Bringing better data to local climate action planning
Connecting state and local government leaders
A cloud-based tool lets communities inventory and calculate their greenhouse gas emissions, generate forecasts and monitor communitywide climate mitigation efforts.
A cloud-based tool lets communities inventory and calculate their greenhouse gas emissions to make data-driven climate action plans.
ClearPath, created by ICLEI, a nonprofit with more than 1,750 members worldwide, enables users to track current and predict future emissions usage.
“The ClearPath tool makes it straightforward to go sector by sector, system by system, in the city and quantify emissions,” said Kale Roberts, senior program officer for network relations at the organization’s U.S. regional office. “After a city or town or county has a greenhouse gas inventory, then they can build on that data and forecast how emissions will change into the future -- projecting emissions will hopefully decrease or increase out to 2030, out to 2050 or any year in between.”
The tool has four modules: inventory, forecasting, planning and monitoring. The inventory module has two accounts -- community-scale and government operations -- that calculate emissions using several protocols that help measure output from businesses, residents and transportation along with emissions from government buildings, facilities and vehicles. Users enter data manually and get post-calculation reports as visualizations and exports in .csv form.
With the forecasting module users can develop detailed energy and emissions forecasts either from scratch or by connecting to a completed inventory, and the planning module lets them apply reduction measures to visualize their impact on the emissions forecast in real time. Monitoring lets communities track the measures they put in place using the planning module so they can see what’s working and what’s not.
“The ClearPath tool has calculators built in to quantify the emissions-reduction potential for those actions,” Roberts said. “It can add them all up -- the many dozens of things a city could do to create a menu of climate action planning opportunities and do this comparative analysis: Which actions are going to deliver the most emissions reductions for the cost of the project?”
For instance, cities can see what their emissions profile will look like in 10 years if they continue to use gasoline- or diesel-based vehicles vs. switching to hybrid or electric ones, or what adding 1 mile of bike lanes per year will do to their carbon footprint.
In Park City, Utah, Sustainability Manager Celia Peterson uses ClearPath to measure municipal and community electricity and gas outputs from buildings, transit and the water treatment system.
Peterson uses ClearPath to generate the detailed reports that pull together electricity usage, all of the different emissions and convert the data into carbon equivalents and energy equivalents. "Having all of that data right at your fingertips and summarized is super helpful when it comes to the real analysis that needs to happen,” she said. “Tracking data is great, but figuring out what to do with that data is important.”
For instance, between the 2017 and 2018 municipal report, Peterson said Park City's emissions footprint rose, which looks bad out of context.

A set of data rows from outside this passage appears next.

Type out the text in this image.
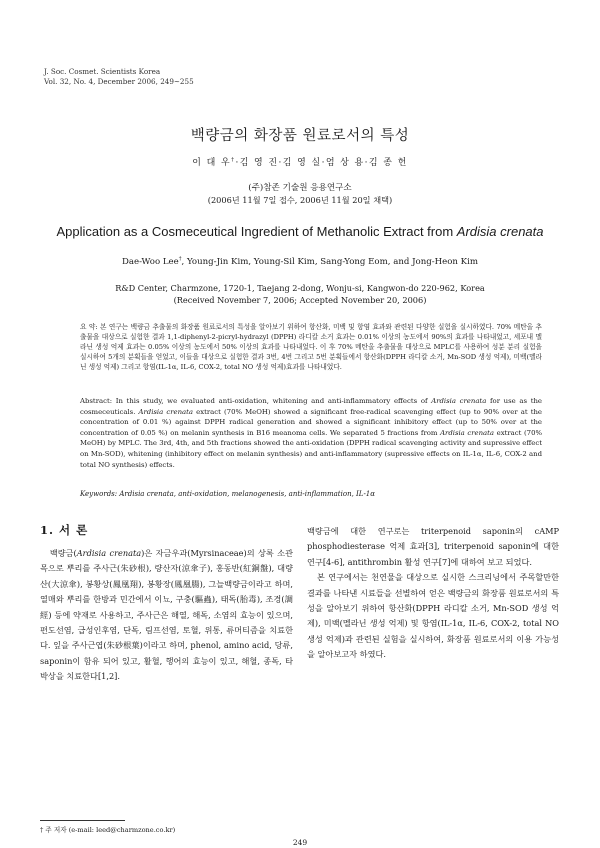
J. Soc. Cosmet. Scientists Korea
Vol. 32, No. 4, December 2006, 249~255
백량금의 화장품 원료로서의 특성
이 대 우†·김 영 진·김 영 실·엄 상 용·김 종 헌
(주)참존 기술원 응용연구소
(2006년 11월 7일 접수, 2006년 11월 20일 채택)
Application as a Cosmeceutical Ingredient of Methanolic Extract from Ardisia crenata
Dae-Woo Lee†, Young-Jin Kim, Young-Sil Kim, Sang-Yong Eom, and Jong-Heon Kim
R&D Center, Charmzone, 1720-1, Taejang 2-dong, Wonju-si, Kangwon-do 220-962, Korea
(Received November 7, 2006; Accepted November 20, 2006)
요 약: 본 연구는 백량금 추출물의 화장품 원료로서의 특성을 알아보기 위하여 항산화, 미백 및 항염 효과와 관련된 다양한 실험을 실시하였다. 70% 메탄올 추출물을 대상으로 실험한 결과 1,1-diphenyl-2-picryl-hydrazyl (DPPH) 라디칼 소거 효과는 0.01% 이상의 농도에서 90%의 효과를 나타내었고, 세포내 멜라닌 생성 억제 효과는 0.05% 이상의 농도에서 50% 이상의 효과를 나타내었다. 이 후 70% 메탄올 추출물을 대상으로 MPLC를 사용하여 성분 분리 실험을 실시하여 5개의 분획들을 얻었고, 이들을 대상으로 실험한 결과 3번, 4번 그리고 5번 분획들에서 항산화(DPPH 라디칼 소거, Mn-SOD 생성 억제), 미백(멜라닌 생성 억제) 그리고 항염(IL-1α, IL-6, COX-2, total NO 생성 억제)효과를 나타내었다.
Abstract: In this study, we evaluated anti-oxidation, whitening and anti-inflammatory effects of Ardisia crenata for use as the cosmeceuticals. Ardisia crenata extract (70% MeOH) showed a significant free-radical scavenging effect (up to 90% over at the concentration of 0.01 %) against DPPH radical generation and showed a significant inhibitory effect (up to 50% over at the concentration of 0.05 %) on melanin synthesis in B16 meanoma cells. We separated 5 fractions from Ardisia crenata extract (70% MeOH) by MPLC. The 3rd, 4th, and 5th fractions showed the anti-oxidation (DPPH radical scavenging activity and supressive effect on Mn-SOD), whitening (inhibitory effect on melanin synthesis) and anti-inflammatory (supressive effects on IL-1α, IL-6, COX-2 and total NO synthesis) effects.
Keywords: Ardisia crenata, anti-oxidation, melanogenesis, anti-inflammation, IL-1α
1. 서 론

백량금(Ardisia crenata)은 자금우과(Myrsinaceae)의 상록 소관목으로 뿌리를 주사근(朱砂根), 량산자(涼傘子), 홍동반(紅銅盤), 대량산(大涼傘), 봉황상(鳳凰翔), 봉황장(鳳凰腸), 그늘백량금이라고 하며, 열매와 뿌리를 한방과 민간에서 이뇨, 구충(驅蟲), 태독(胎毒), 조경(調經) 등에 약재로 사용하고, 주사근은 해열, 해독, 소염의 효능이 있으며, 편도선염, 급성인후염, 단독, 림프선염, 토혈, 위통, 류머티즘을 치료한다. 잎을 주사근엽(朱砂根葉)이라고 하며, phenol, amino acid, 당류, saponin이 함유 되어 있고, 활혈, 행어의 효능이 있고, 해혈, 종독, 타박상을 치료한다[1,2].

백량금에 대한 연구로는 triterpenoid saponin의 cAMP phosphodiesterase 억제 효과[3], triterpenoid saponin에 대한 연구[4-6], antithrombin 활성 연구[7]에 대하여 보고 되었다.

본 연구에서는 천연물을 대상으로 실시한 스크리닝에서 주목할만한 결과를 나타낸 시료들을 선별하여 얻은 백량금의 화장품 원료로서의 특성을 알아보기 위하여 항산화(DPPH 라디칼 소거, Mn-SOD 생성 억제), 미백(멜라닌 생성 억제) 및 항염(IL-1α, IL-6, COX-2, total NO 생성 억제)과 관련된 실험을 실시하여, 화장품 원료로서의 이용 가능성을 알아보고자 하였다.

† 주 저자 (e-mail: leed@charmzone.co.kr)
249
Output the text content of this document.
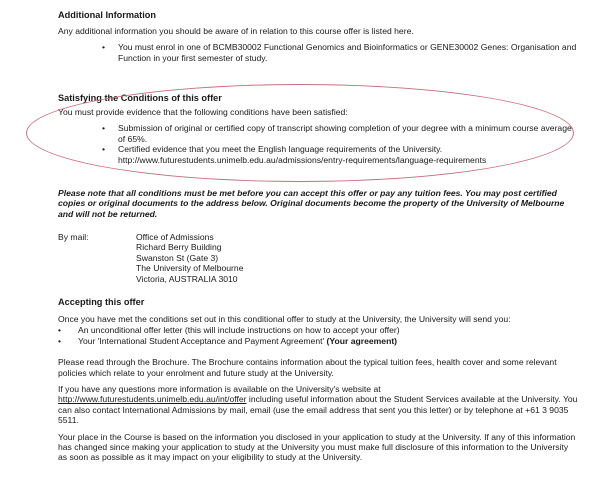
Additional Information

Any additional information you should be aware of in relation to this course offer is listed here.

• You must enrol in one of BCMB30002 Functional Genomics and Bioinformatics or GENE30002 Genes: Organisation and Function in your first semester of study.
Satisfying the Conditions of this offer

You must provide evidence that the following conditions have been satisfied:

• Submission of original or certified copy of transcript showing completion of your degree with a minimum course average of 65%.
• Certified evidence that you meet the English language requirements of the University. http://www.futurestudents.unimelb.edu.au/admissions/entry-requirements/language-requirements

Please note that all conditions must be met before you can accept this offer or pay any tuition fees. You may post certified copies or original documents to the address below. Original documents become the property of the University of Melbourne and will not be returned.

By mail:	Office of Admissions
Richard Berry Building
Swanston St (Gate 3)
The University of Melbourne
Victoria, AUSTRALIA 3010
Accepting this offer

Once you have met the conditions set out in this conditional offer to study at the University, the University will send you:

• An unconditional offer letter (this will include instructions on how to accept your offer)
• Your 'International Student Acceptance and Payment Agreement' (Your agreement)

Please read through the Brochure. The Brochure contains information about the typical tuition fees, health cover and some relevant policies which relate to your enrolment and future study at the University.

If you have any questions more information is available on the University's website at
http://www.futurestudents.unimelb.edu.au/int/offer including useful information about the Student Services available at the University. You can also contact International Admissions by mail, email (use the email address that sent you this letter) or by telephone at +61 3 9035 5511.

Your place in the Course is based on the information you disclosed in your application to study at the University. If any of this information has changed since making your application to study at the University you must make full disclosure of this information to the University as soon as possible as it may impact on your eligibility to study at the University.
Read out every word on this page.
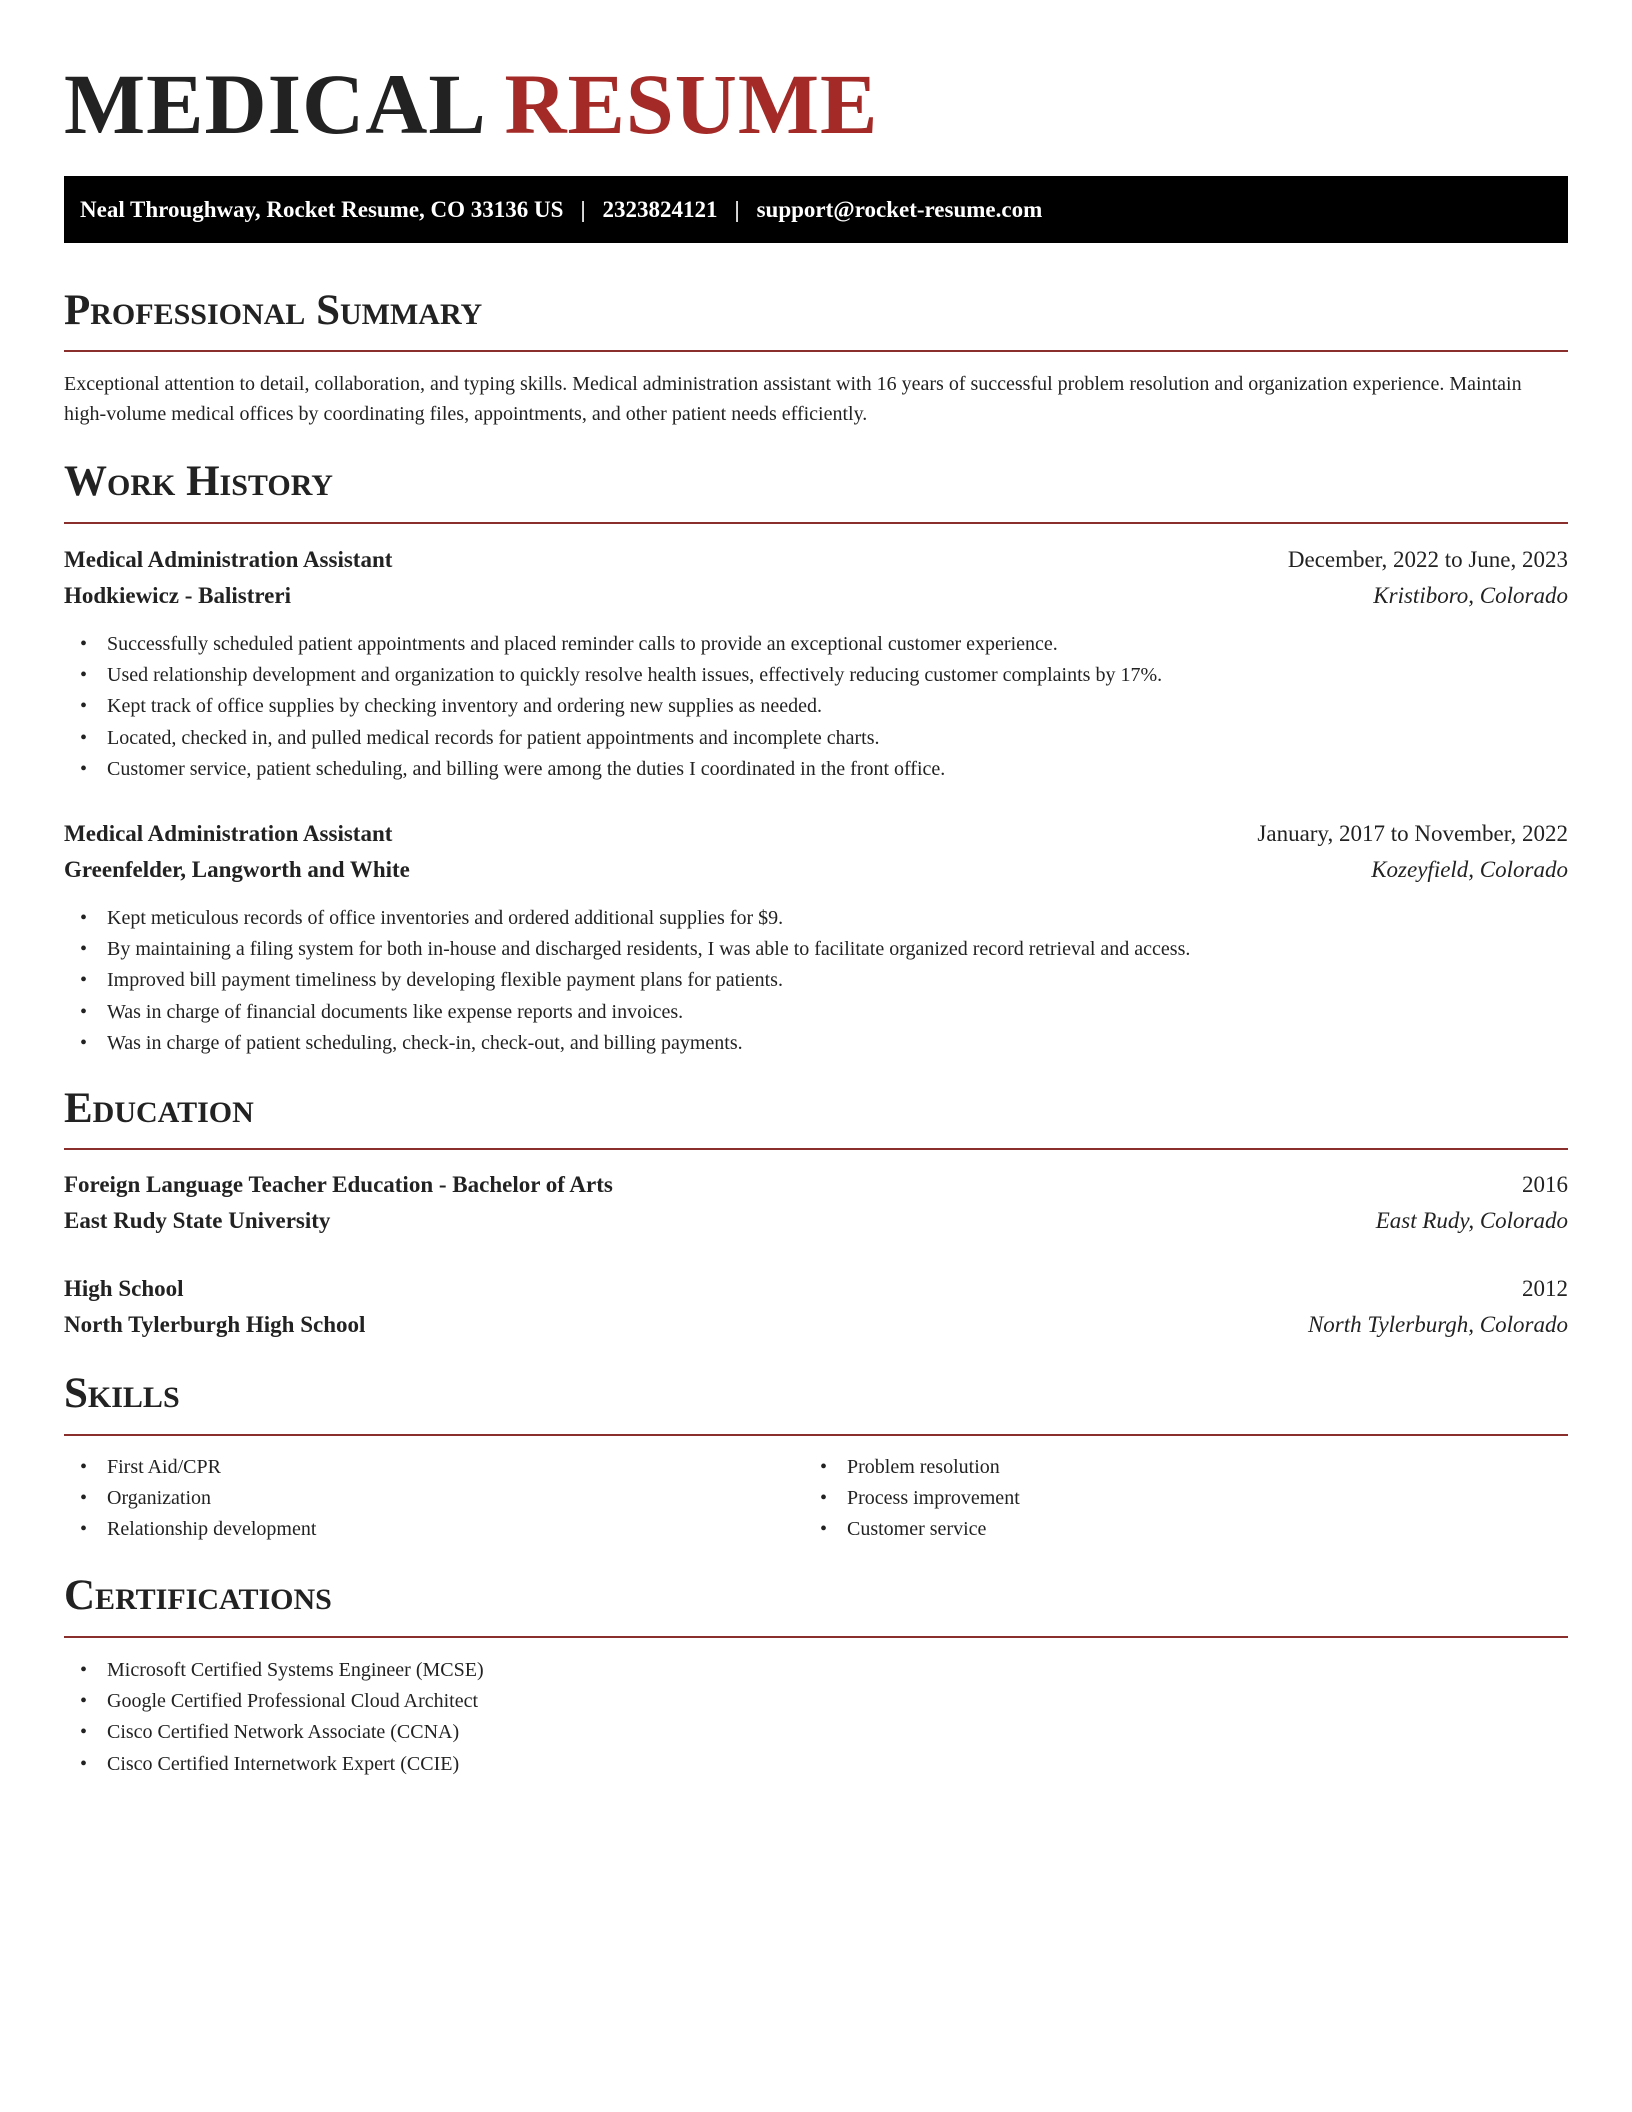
MEDICAL RESUME
Neal Throughway, Rocket Resume, CO 33136 US | 2323824121 | support@rocket-resume.com
Professional Summary

Exceptional attention to detail, collaboration, and typing skills. Medical administration assistant with 16 years of successful problem resolution and organization experience. Maintain high-volume medical offices by coordinating files, appointments, and other patient needs efficiently.

Work History
Medical Administration Assistant	December, 2022 to June, 2023
Hodkiewicz - Balistreri	Kristiboro, Colorado
• Successfully scheduled patient appointments and placed reminder calls to provide an exceptional customer experience.
• Used relationship development and organization to quickly resolve health issues, effectively reducing customer complaints by 17%.
• Kept track of office supplies by checking inventory and ordering new supplies as needed.
• Located, checked in, and pulled medical records for patient appointments and incomplete charts.
• Customer service, patient scheduling, and billing were among the duties I coordinated in the front office.
Medical Administration Assistant	January, 2017 to November, 2022
Greenfelder, Langworth and White	Kozeyfield, Colorado
• Kept meticulous records of office inventories and ordered additional supplies for $9.
• By maintaining a filing system for both in-house and discharged residents, I was able to facilitate organized record retrieval and access.
• Improved bill payment timeliness by developing flexible payment plans for patients.
• Was in charge of financial documents like expense reports and invoices.
• Was in charge of patient scheduling, check-in, check-out, and billing payments.
Education
Foreign Language Teacher Education - Bachelor of Arts	2016
East Rudy State University	East Rudy, Colorado
High School	2012
North Tylerburgh High School	North Tylerburgh, Colorado
Skills
• First Aid/CPR
• Organization
• Relationship development
• Problem resolution
• Process improvement
• Customer service
Certifications
• Microsoft Certified Systems Engineer (MCSE)
• Google Certified Professional Cloud Architect
• Cisco Certified Network Associate (CCNA)
• Cisco Certified Internetwork Expert (CCIE)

But the reason for the increase is that as the city works to electrify its public transit fleet, renewable electricity won’t be available until 2022. As a result, public transit will be carbon-heavy until the renewables come online, and then it will drop to 0 so “an investment in the future is a good way to explain it,” she said.
Fort Collins, Colo., uses ClearPath to archive greenhouse gas data, which facilitates reporting requirements to organizations such as the Global Covenant of Mayors for Climate and Energy. “ClearPath acts as a backup repository of data, storing the data on a cloud software for city staff to easily access without handling multiple file versions,” according to an organization report.
Kirkwood, Mo., created a greenhouse gas inventory in ClearPath that has helped the city secure financial and other support for sustainability projects such as getting wind energy from the Missouri Utility Alliance.
ClearPath Pro, including the full suite of modules and technical assistance, is available for free to ICLEI members, which pay $600 to $8,000 in annual dues based on population size.
Editor's note: This article was changed Nov. 18 to reflect current pricing for the ClearPath service.